This quiet, meditative novel brings to life the sights, sounds and smells of the lush and vibrant city of Pegu. A major seaport, Pegu was founded in 825 A.D. and was considered to be the golden land. Pegu's era of influence started in 1365 when it became the capital of Lower Myanmar, its greatness lasting for 270 years. Early European visitors would often mention Pegu's importance as a seaport and center for trade, and each generation of seafarers
commented on its magnificence.
Pegu overwhelms Abraham, the twenty-eight-year-old Jewish jewel merchant who, in 1598, comes to this city for a year to do business in the stone trade.

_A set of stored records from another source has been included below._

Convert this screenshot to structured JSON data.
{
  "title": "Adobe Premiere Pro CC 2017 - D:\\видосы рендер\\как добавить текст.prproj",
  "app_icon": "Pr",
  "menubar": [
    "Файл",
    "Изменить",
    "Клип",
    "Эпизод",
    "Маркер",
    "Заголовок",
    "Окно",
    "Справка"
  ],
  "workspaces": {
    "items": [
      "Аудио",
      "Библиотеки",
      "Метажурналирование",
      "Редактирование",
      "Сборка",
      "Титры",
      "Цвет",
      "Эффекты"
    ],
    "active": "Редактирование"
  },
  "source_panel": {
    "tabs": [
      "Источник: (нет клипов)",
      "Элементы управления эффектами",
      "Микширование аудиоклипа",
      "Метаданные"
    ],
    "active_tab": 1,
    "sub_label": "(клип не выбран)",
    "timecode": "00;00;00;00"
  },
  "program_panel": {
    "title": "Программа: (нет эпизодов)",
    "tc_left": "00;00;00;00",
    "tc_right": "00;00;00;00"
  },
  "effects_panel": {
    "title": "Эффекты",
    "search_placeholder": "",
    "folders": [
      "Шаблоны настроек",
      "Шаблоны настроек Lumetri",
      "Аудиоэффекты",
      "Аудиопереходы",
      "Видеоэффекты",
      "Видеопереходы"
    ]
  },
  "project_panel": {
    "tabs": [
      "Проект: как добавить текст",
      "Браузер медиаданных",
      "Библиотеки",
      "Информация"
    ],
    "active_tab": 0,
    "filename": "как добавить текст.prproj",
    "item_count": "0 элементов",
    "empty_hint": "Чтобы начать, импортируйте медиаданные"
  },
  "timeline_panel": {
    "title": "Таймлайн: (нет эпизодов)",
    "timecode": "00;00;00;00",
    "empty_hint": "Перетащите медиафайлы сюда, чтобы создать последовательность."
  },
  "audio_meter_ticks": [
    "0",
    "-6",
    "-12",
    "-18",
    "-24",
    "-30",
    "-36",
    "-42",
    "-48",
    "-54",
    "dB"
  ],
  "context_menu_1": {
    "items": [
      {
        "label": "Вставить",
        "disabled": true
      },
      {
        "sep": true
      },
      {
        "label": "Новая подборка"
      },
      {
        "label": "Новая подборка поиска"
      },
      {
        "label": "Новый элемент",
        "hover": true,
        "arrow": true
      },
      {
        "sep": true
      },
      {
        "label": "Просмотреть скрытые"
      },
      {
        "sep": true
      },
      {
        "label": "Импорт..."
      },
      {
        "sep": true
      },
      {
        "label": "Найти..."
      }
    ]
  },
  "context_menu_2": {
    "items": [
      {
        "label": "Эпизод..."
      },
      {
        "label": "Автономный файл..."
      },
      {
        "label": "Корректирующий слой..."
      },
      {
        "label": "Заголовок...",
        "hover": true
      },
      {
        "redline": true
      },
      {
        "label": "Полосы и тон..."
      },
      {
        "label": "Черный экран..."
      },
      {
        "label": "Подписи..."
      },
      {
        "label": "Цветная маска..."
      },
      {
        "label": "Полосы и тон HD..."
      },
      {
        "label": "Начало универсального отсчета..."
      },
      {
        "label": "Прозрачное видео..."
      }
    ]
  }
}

A place that is synonymous with eternity, where wonders exist that could turn the "Grand Canal black with ink," Pegu proves to be a city of solace for Abraham, providing a stark contrast to the narrow, twisting streets of Venice and the dark, segregated enclaves of the Jewish ghetto.
The action in The Jewel Trader of Pegu
revolves around a series of letters young Abraham writes to his cousin Joseph back in Venice about his impressions of this strange and exotic place where exist the Gujaratis, Malays, Siamese, and all of the other "brown-faced heathens." From his ship, Abraham sees for the first time jungles so thick with towering trees that sunlight rarely pierces their branches, and a landscape that appears like a magical incantation that "an alchemist might chant."
Abraham's first impressions of Pegu are of a grand city of wide streets, a metropolis filled with giant coconut palms that fan out over the concourses.
The avenues glitter with gilded and golden spires, and here the jewel trader comes face to face with the remarkable Peguans: the tattooed men, covered from navel to knee with all kinds of wild and strange creatures, and the women, their faces painted with yellow powder and paste.
A small bald fellow by the name of Maung Win helps acclimate Abraham to this exotic new environment. A man of strong will, Win is one of only four royal jewel brokers. Because he speaks rudimentary Italian, Win is able to help Abraham navigate his first months at the royal trading house.
By selling Indian cloth, the jewel trader can accumulate a fine supply of stones that his clients, the retainers and rivals and their wives and lovers in the noble houses of Venice, will pay handsomely for.
Gradually Abraham finds himself taken with the trade as these jewels are transformed into priceless rubies and sapphires that in Venice will turn to gold and silver. For the first time, Abraham finds himself a part of the world far from the life he has known Venice. However, Abraham doesn't reckon on the strange request from Win that arrives unexpectedly and proves to be so reprehensible to his spirit and religion.
Apparently, it is the custom in Pegu for brides from good families to have a foreigner take their maidenhead, an honor to both. Win tells Abraham that the Genoese perform this service for many, and as a foreigner he is automatically obliged to so this as it is only foreigners who are protected by the good spirits. By sleeping with these girls on their wedding night, Abraham will bring good fortune to the marriage.
Abraham is appalled at what he must do, seeing the act as barbarism. When he meets beautiful young Mya, who has come upriver from a life in the paddy fields to marry a man whom she has never met, and Win asks Abraham to deflower her, events take a dramatic turn. Abraham unexpectedly finds himself attracted to Mya, but the sexual longing and the deep love that follow brings on a host of unexpected complications.
As Mya becomes his sweetheart, Abraham finds himself ever more caught up in the lives of these people even as the political instabilities of the kingdom and the accompanying social upheavals force him to make some difficult choices. As Abraham gradually opens his heart to love, his experiences of this new and foreign place portray a man humbled and slow to pass judgment on those whose legs are tattooed with birds and beasts,
their cheeks scarred with war.
Steeping his novel in both Jewish and Buddhist philosophy and spiritualism, author Jeffrey Hantover brings to life the trials, tribulations and battles of Peguan society and culture in the sixteenth century, also deeply embedding his story within the context of Abraham's journey as he writes his poetic, intensely heartfelt letters back to Joseph.
From meeting King Nandabayin, who proves to be a strange mixture of a man
ruling by command only and possessing a "softness and hardness intertwined like veined marble," to his desire to not place all of the peoples he has met onto some kind of "moral ladder," Abraham learns much about himself.
He comes to realize there are many wonders that lay deep and hidden within his heart.
In the end, it is Mya who eventually offers Abraham hope and a new form of intimacy that cures his soul and brings him forward to the pain and the cost of loving.
It is her presence that provides Abraham sudden unexpected joy in a world of straight roads and twisting paths, where life grows and thrives and the law of God and one's heart are forever pointing in different directions.